I internally chastised myself for not figuring it out sooner. Our 1 ½ -year-old had strep throat just a few weeks earlier which she cheerfully shared with me. So I asked the doctor to check us all out while we were there, and after a look in a few more throats, three of us walked out with antibiotics for strep throat. Only 4-year-old Jack escaped unscathed.

The antibiotics did their job over the next two days and we were all finally on the mend, just in time for a visit from my parents who were in town to see a college football game. Our babysitter arrived, and my parents and Tom and I left for the ball game, excited to see the season opener. About 9 minutes into the first quarter, the cell phone buzzed in my pocket. It was the babysitter calling to say 4-year-old Jack had just sprinted to the potty in time to throw up.

“We’re on our way home,” I said.

Assuming it was another case of strep throat, I hauled him to the doctor who said this time it was a stomach virus – which managed to attack both my parents only days later.
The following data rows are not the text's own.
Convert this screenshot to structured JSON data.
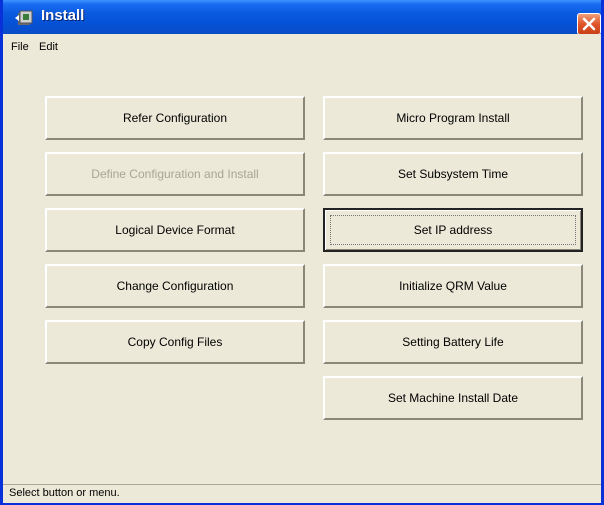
{
  "window": {
    "title": "Install"
  },
  "menu": [
    {
      "label": "File"
    },
    {
      "label": "Edit"
    }
  ],
  "buttons": [
    {
      "label": "Refer Configuration",
      "enabled": true
    },
    {
      "label": "Micro Program Install",
      "enabled": true
    },
    {
      "label": "Define Configuration and Install",
      "enabled": false
    },
    {
      "label": "Set Subsystem Time",
      "enabled": true
    },
    {
      "label": "Logical Device Format",
      "enabled": true
    },
    {
      "label": "Set IP address",
      "enabled": true,
      "focused": true
    },
    {
      "label": "Change Configuration",
      "enabled": true
    },
    {
      "label": "Initialize QRM Value",
      "enabled": true
    },
    {
      "label": "Copy Config Files",
      "enabled": true
    },
    {
      "label": "Setting Battery Life",
      "enabled": true
    },
    {
      "label": "Set Machine Install Date",
      "enabled": true
    }
  ],
  "status": {
    "text": "Select button or menu."
  }
}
The good thing about kids and viruses is that they’re amazingly resilient. Give a kid a stomach virus and he’ll be miserable for as long as it takes to void the contents of his stomach (sometimes in both directions) and then he’ll be fine. A few hours later he’ll want to play Frisbee on the driveway and have a Happy Meal. We grown-ups, on the other hand, take days to recover. For us, the virus is like wrestling an alligator – flipping and flopping in bed and moaning and groaning back and forth to the bathroom. I guess we lose the bounce-back factor as we age.

I talked to my mom today and she says they’re coming for another visit in a few weeks, which is a testament to just how much they love their grandkids that they would risk their gastrointestinal well-being just to see them again.

Meanwhile I’m just trying to figure out how to cut down on these all-in-the-family illnesses. We wash our hands plenty around here and wipe down doorknobs often. But perhaps I should install a huge tub of antibacterial lotion at the door and dip each family member before they come in from school or work. Because I’m sick, sick, sick of all this sharing.